Postoperative gastrointestinal dysfunction (PGD) is a common complication following laparotomy under general anesthesia (GA). Abdominal distension occurs in 8-28% of surgeries within 24 h postoperatively. The present study aimed to analyze the efficacy of electroacupuncture (EA) for the prevention of PGD by applying preoperative EA stimulation of PC6 (Neiguan), ST36 (Zusanli), and ST37 (Shangjuxv) bilaterally twice within 24 h prior to surgery, compared with no acupuncture treatment.

METHODS:

The study participants were assessed and selected from participants undergoing vascular laparotomy under GA at the Liver and Vascular Surgery Unit in West China Hospital of Sichuan University. The selected participants were randomly allocated to two groups routine-treatment (RT) and EA group receiving EA at PC6, ST36, and ST37. A computer-generated list of random numbers was used to determine the allocation of the participants, with numbered opaque sealed envelopes containing the randomization schedule. Eligible participants were all adults aged 18 years or above who were scheduled to undergo vascular laparotomy under GA within 24 h and had no history of EA treatment. The exclusion criteria included participants with serious systemic disease and history of EA treatment. While the RT group received standard treatments, the EA group received additional EA treatments. During each treatment session, EA stimulation was performed for a duration of 20 min at a frequency of 15 Hz with a continuous wave. All such participants received two EA treatments within 24 h before surgery. The outcomes were measured in three metrics incidence and degree of abdominal distension; first times of flatus and defecation; and duration of hospitalization.

RESULTS:

Forty-three participants were recruited, of whom 42 participants successfully completed the study. Each group contained 21 participants.
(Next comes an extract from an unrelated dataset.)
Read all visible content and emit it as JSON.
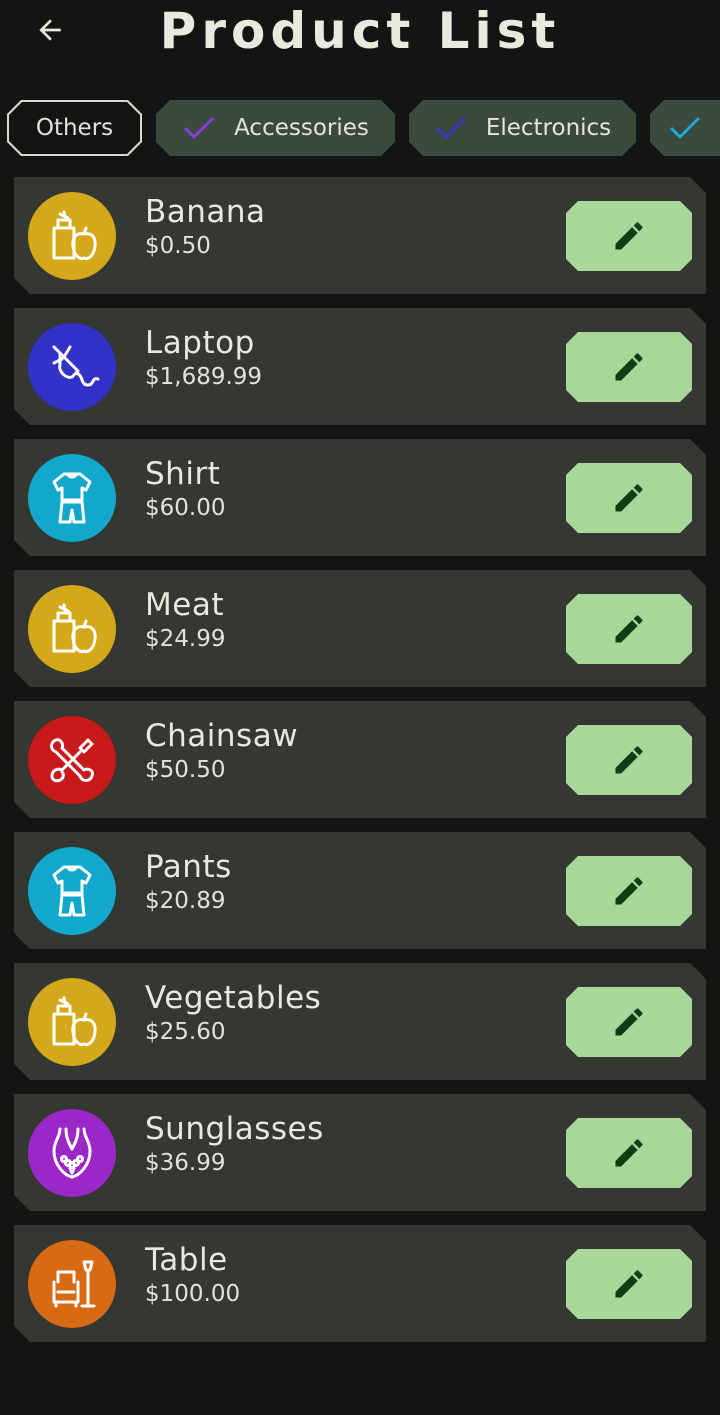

The incidence of abdominal distension (42.8, 76.2%) and degree of abdominal distension were significantly reduced in the EA group (P = 0.03 and P = 0.03, respectively). In comparisons of the first times of flatus (3.05 ± 0.58, 3.29 ± 0.42 days) and defecation (2.81 ± 0.51, 3.20 ± 0.55 days) and duration of hospitalization (5.33 ± 0.68, 5.75 ± 0.66 days), the EA group was superior to the RT group to some extent (P = 0.13, P = 0.02, and P = 0.04, respectively).

CONCLUSIONS:

Preoperative EA at PC6, ST36, and ST37 might be useful for preventing PGD, thereby improving gastrointestinal function recovery. Trial registration This study is registered with the Chinese Clinical Trial Registry ChiCTR-TRC-13003649.
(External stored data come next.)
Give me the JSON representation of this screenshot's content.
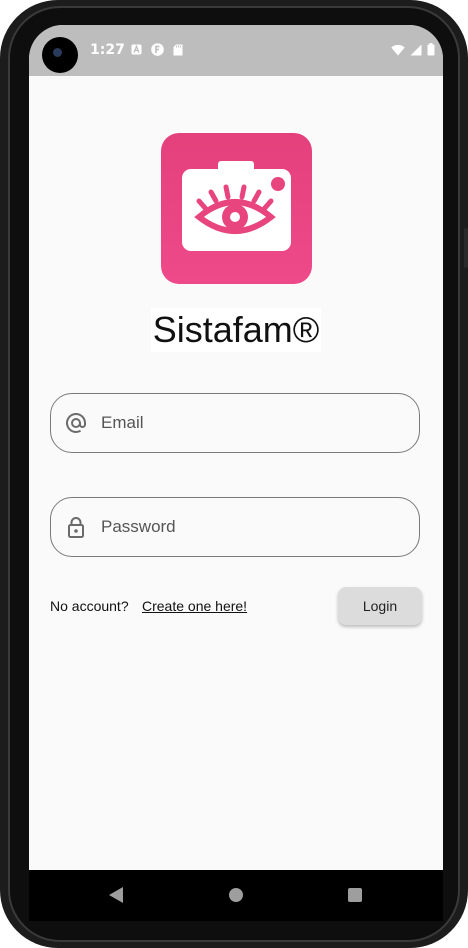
{
  "status_bar": {
    "time": "1:27",
    "icons_left": [
      "a-icon",
      "f-icon",
      "sd-card-icon"
    ],
    "icons_right": [
      "wifi-icon",
      "signal-icon",
      "battery-icon"
    ]
  },
  "app": {
    "title": "Sistafam®",
    "logo_icon": "camera-eye-icon",
    "colors": {
      "brand_pink": "#e4407c",
      "status_bar": "#bdbdbd",
      "background": "#fafafa"
    }
  },
  "form": {
    "email": {
      "placeholder": "Email",
      "value": "",
      "icon": "at-sign-icon"
    },
    "password": {
      "placeholder": "Password",
      "value": "",
      "icon": "lock-icon"
    }
  },
  "footer": {
    "no_account_text": "No account?",
    "create_link_text": "Create one here!",
    "login_label": "Login"
  },
  "nav_bar": {
    "icons": [
      "back-icon",
      "home-icon",
      "recents-icon"
    ]
  }
}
Texto completo: 1 Coleções: 01-internacional Base de dados: MEDLINE Tipo de estudo: Clinical_trials Idioma: En Revista: Chin Med Ano de publicação: 2017 Tipo de documento: Article

Texto completo: 1 Coleções: 01-internacional Base de dados: MEDLINE Tipo de estudo: Clinical_trials Idioma: En Revista: Chin Med Ano de publicação: 2017 Tipo de documento: Article
...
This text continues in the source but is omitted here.